A la vuelta a Madrid, lo que hicieron les supo a poco. Volvieron más veces, primero para rehabilitar un dispensario en Banki, una comunidad rural de la zona, y más adelante para ayudar a las hermanas de numerosas maneras. De su experiencia anterior, conocían la labor de las siervas, su implicación en ayudar y en ocasiones su falta de medios para llevar a cabo esa labor. Además, comprendieron que no cualquier ayuda sirve, hay que entender la cultura y la sostenibilidad de lo que haces. Así fue como, entre una cosa y otra, surgió Idiwaka, una ONG que según sus palabras: “se basa en que la única forma de conseguir un verdadero cambio es capacitando al personal local para que ellos mismos sean los impulsores de su propio progreso

Esta pequeña organización va creciendo poco a poco, añadiendo colaboradores y proyectos como el de la lactancia artificial para madres VIH+ o las campañas de cirugía. En este momento, estas dos todoterrenos se encuentran en Widikum debido a su último logro: La Unidad de Neonatología patrocinada por el Banco Santander. Acompañadas de especialistas en Neonatología, se dedican a impartir clases al personal del hospital, a organizar cómo se llevará a cabo el proyecto y a encargar el material necesario. No contentas con eso, han realizado e impreso para todo el personal unos protocolos de actuación ante enfermedades, adecuados a los recursos y medicamentos que disponen. Todo ello no las ha parado para atender a los pacientes de pediatría del hospital, las emergencias por la noche… Sinceramente, ignoro de dónde sacan la energía estas dos chicas, pero algo tengo seguro: Van a conseguir todo lo que se propongan.

 

Clara

Los verdaderos protagonistas del cambio en Camerún

– ¿Cómo creéis que se puede ayudar al desarrollo en Camerún? – Martin nos miraba inquisitivo con sus ojos azules desde la otra punta de la mesa. No sólo sus ojos estaban clavados en nosotras, los de todos sus jóvenes alumnos también, como si esperaran que falláramos la pregunta para la que ellos tenían la respuesta. Y no es para menos, toda su vida gira en torno a ello, no es un tema al que le hayan dedicado poca reflexión.
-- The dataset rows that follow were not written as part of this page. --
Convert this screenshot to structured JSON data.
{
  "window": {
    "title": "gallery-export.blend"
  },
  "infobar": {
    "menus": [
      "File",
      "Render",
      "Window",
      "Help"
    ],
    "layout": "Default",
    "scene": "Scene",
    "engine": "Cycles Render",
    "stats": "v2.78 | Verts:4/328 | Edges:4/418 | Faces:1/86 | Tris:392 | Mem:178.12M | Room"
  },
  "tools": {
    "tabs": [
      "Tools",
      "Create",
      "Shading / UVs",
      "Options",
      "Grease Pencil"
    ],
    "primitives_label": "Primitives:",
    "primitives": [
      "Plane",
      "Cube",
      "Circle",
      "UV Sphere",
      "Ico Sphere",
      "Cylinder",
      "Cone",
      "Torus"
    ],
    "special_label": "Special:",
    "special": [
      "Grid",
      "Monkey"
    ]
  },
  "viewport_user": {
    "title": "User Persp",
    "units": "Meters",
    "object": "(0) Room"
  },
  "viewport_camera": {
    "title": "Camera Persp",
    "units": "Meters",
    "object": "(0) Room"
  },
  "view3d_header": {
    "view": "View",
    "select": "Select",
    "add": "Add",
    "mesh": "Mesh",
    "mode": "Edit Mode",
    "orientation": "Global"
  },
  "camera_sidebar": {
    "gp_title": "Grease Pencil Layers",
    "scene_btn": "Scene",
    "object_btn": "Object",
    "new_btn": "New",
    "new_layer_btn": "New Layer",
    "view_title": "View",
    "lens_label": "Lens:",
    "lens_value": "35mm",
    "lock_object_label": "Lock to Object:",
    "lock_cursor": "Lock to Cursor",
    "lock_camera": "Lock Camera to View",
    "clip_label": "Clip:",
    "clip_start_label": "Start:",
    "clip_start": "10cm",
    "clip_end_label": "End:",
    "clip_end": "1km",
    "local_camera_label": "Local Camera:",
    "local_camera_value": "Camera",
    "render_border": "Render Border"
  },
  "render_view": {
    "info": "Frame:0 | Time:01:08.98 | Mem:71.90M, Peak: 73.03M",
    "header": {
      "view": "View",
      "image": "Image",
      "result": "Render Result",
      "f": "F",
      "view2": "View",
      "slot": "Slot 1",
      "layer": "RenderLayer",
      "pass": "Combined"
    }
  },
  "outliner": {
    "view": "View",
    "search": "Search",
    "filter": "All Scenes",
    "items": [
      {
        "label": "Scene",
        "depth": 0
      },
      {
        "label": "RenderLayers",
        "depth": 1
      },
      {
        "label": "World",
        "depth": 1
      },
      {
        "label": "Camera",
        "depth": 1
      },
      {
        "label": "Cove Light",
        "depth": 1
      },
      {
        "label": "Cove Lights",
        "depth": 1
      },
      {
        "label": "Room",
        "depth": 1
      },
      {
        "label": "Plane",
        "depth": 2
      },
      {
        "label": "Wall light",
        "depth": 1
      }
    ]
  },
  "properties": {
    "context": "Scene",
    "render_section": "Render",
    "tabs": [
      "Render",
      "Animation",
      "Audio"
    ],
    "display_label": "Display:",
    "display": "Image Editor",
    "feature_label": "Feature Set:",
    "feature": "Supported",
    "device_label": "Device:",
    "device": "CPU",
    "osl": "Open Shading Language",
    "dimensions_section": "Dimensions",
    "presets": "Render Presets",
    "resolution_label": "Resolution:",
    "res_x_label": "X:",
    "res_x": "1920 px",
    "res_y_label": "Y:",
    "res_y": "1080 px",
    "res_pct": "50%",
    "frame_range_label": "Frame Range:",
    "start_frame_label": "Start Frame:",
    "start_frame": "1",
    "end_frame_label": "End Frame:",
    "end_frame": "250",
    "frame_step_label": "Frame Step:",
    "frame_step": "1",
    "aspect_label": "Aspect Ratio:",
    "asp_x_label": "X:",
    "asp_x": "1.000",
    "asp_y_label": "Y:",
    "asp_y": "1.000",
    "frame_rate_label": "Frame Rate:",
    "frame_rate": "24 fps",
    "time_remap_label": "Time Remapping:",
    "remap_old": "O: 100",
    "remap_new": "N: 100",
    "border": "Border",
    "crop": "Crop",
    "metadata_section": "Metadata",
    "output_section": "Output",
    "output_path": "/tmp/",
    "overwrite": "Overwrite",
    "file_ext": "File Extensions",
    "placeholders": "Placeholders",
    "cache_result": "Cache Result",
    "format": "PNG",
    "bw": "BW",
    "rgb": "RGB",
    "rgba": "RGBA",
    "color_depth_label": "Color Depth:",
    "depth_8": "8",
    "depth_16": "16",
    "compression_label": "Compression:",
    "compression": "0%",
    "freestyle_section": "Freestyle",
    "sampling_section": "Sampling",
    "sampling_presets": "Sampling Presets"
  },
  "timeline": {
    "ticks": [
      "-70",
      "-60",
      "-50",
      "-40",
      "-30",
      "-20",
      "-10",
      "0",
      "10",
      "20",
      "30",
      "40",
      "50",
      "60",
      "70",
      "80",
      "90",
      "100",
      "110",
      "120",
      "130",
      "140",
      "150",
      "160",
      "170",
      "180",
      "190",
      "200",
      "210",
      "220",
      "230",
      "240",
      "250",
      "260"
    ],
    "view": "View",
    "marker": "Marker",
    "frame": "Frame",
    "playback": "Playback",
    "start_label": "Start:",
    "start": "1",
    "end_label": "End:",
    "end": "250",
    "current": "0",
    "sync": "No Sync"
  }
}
Martin es un profesor belga que vino a Dschang, este pueblo de Camerún, con un objetivo: formar a jóvenes cameruneses para que ellos mismos fueran quienes promovieran el cambio de su país. Con ese fin, les imparte clases donde fomenta su espíritu emprendedor y su búsqueda del cambio. Pero como  bien dice, a pesar de ser blanco (o precisamente por ello) él no es el protagonista, ellos lo son.

Grupo de futuros emprendedores cameruneses

Grupo de futuros emprendedores cameruneses

Con Cyrille a la cabeza, un ingeniero de biomasa, y Severin, economista, trabajando a su lado, llevan a cabo jornadas de formación para emprendedores. «Formación para la que habrá un seguimiento de su actividad y una ayuda por nuestra parte, a nuestro nivel financiero, que si bien no es suficiente, al menos promueve la iniciativa», explica Cyrille. Ellos no piden dinero ni recursos, lo que necesitan es conocimiento, educación, que les tiendan una mano para ayudarles a levantar un país desarrollado y puramente suyo.

Critican duramente otros sistemas de ayuda y voluntariados considerando que enlentecen este tipo de espíritu de cambio, adormilando a la población. Su idea es otra, distinta, más ambiciosa sin duda, pero quién sabe, quizás sí sea la respuesta a la gran pregunta. Que aquellos que más conocen Camerún, que lo viven y entienden, consigan una educación y por tanto la capacidad de que su mañana sea siempre mejor que su ayer.

Respeto y profundo cariño para César, un verdadero ‘contriman’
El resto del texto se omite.